I guess this is the last SLOG update! It's been interesting keeping up a blog of all my thoughts on the new things we learned and assignments. I found it rather difficult to keep updating though, since sometimes I wouldn't know what to talk about and just my tendency to forget to update regularly.
Without further ado, a few brief descriptions of the sorts:
Selection Sort
This sort basically works by finding the maximum or minimum (depending on whether you're going descending or ascending order) and puts it in the correct place (if maximum, then at the end, if minimum then at the start). This process continues, excluding all of the elements that have technically been "sorted"/put into their correct place.

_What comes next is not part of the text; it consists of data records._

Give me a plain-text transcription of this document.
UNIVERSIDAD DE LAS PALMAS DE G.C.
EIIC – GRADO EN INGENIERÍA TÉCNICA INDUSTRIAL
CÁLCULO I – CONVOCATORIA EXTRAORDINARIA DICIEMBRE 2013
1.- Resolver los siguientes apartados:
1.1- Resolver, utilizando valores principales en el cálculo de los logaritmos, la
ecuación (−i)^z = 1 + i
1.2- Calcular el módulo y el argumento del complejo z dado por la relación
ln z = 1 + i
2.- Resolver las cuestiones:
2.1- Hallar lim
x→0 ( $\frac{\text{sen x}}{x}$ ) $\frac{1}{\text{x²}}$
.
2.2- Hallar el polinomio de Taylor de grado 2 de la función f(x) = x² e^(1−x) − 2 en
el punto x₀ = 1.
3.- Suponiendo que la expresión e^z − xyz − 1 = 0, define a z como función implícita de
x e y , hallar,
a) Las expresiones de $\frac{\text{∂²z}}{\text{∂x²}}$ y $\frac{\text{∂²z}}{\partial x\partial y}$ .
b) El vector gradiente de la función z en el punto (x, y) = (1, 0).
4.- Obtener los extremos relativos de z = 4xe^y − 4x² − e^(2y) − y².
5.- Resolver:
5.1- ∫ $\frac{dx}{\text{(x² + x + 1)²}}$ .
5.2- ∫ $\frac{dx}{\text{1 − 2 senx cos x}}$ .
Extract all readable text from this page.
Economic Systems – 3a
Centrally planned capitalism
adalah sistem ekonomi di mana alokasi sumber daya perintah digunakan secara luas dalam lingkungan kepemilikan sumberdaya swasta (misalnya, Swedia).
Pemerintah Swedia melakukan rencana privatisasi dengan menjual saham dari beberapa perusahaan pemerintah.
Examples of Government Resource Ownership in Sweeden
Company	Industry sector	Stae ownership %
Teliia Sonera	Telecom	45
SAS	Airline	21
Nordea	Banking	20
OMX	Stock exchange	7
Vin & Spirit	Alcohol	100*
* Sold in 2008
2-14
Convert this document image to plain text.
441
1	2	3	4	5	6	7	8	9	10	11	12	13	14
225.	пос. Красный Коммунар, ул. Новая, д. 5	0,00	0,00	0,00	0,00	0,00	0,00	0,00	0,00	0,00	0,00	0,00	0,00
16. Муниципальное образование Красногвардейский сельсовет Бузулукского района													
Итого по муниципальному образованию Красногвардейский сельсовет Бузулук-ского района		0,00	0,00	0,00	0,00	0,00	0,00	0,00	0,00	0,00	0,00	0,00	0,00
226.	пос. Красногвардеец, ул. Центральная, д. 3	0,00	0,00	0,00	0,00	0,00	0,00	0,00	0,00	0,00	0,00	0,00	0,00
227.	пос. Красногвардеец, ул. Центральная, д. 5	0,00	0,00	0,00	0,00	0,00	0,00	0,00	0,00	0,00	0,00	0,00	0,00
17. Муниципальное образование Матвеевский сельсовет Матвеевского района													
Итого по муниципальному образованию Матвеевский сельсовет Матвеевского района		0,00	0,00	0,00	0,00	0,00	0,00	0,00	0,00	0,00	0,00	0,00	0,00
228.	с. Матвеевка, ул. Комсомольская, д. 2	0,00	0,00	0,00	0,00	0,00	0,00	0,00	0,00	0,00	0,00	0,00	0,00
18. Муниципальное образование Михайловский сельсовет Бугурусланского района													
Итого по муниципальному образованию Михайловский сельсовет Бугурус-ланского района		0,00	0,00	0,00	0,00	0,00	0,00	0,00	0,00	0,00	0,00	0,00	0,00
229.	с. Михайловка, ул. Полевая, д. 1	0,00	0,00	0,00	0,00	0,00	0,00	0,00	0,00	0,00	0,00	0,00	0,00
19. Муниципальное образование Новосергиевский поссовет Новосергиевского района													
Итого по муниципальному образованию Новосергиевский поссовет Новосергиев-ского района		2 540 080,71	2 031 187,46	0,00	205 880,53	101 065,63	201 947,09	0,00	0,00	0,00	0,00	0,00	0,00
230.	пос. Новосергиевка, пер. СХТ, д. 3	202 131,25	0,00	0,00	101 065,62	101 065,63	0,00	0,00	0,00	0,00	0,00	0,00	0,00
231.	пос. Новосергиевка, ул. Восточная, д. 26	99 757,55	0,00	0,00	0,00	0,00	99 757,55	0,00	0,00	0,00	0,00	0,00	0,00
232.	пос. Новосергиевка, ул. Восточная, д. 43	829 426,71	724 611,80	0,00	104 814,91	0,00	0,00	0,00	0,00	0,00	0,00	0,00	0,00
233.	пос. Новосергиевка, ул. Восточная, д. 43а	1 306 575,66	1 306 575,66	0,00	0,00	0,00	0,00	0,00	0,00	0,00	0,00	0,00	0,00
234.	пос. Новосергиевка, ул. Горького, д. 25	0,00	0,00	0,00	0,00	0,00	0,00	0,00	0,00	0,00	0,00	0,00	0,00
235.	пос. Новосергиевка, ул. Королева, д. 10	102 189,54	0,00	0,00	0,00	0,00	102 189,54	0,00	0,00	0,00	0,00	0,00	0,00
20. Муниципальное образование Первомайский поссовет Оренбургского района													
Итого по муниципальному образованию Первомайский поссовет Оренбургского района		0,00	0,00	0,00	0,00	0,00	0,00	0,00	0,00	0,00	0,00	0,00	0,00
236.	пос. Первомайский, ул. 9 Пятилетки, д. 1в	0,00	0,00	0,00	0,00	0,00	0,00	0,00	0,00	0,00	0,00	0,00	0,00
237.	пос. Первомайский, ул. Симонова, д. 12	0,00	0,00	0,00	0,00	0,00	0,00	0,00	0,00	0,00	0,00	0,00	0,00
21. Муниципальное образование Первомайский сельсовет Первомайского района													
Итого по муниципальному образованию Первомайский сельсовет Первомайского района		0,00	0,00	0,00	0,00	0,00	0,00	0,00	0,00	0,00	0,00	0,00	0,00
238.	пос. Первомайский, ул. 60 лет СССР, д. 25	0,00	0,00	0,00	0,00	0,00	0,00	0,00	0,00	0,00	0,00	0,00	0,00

Best run-time complexity is: O(n^2)
If the list is already sorted, it still has to check the whole list for minimum/maximum values.
Worst run-time complexity is: O(n^2)
That is the performance of a completely unsorted list.
Quick Sort
This sort works by taking an index or pivot and then partitioning the rest of the values around that one. It rearranges all of the values <pivot on the left and >pivot on the right. Then you apply the same divide and conquer method for everything left of the pivot and right of the pivot. Once you get to a list of size 0 or 1, then we assume that those are sorted.
Best run-time complexity is: O(n logn)
Any pivot other then the leftmost and rightmost guarantees us this behaviour such as choosing the middle, or a random pivot.
Worst run-time complexity is: O(n^2)
If the pivot point turns out to be skewed to the left or right of the list. This causes the partitioning of a list of 0 elements and a list of the rest of the elements. This applies especially for already sorted lists.
Merge Sort
This sort splits the list in the middle, then continually splits the left and right lists until only a list of one element is left (since that is assumed to be sorted). Then it continually compares sublists and compares them with another until there is only one list left.
Best run-time complexity is: O(n)
If a list is already sorted, it will take O(n) if you check whether the list is already sorted and if it is splitting it log2n times won't be necessary.
Worst run-time complexity is: O(n logn)
An unsorted list. It still uses memory to store the two halves of the lists though.
From the tutorial, we can see how each sort varies to the other by looking at the graphs:
It's interesting to note the efficiency of bubble sort, tim sort (list.sort) and how circumstantial the efficiency of selection sort and insertion sort is.
Hint: Looking at the profile comparisons in tutorial 11 shows that one of the methods that took up quite a huge chunk of time was calling the length of the list. This is bound to hurt for enormous lists, so to optimize it perhaps you could cut down the number of calls to length.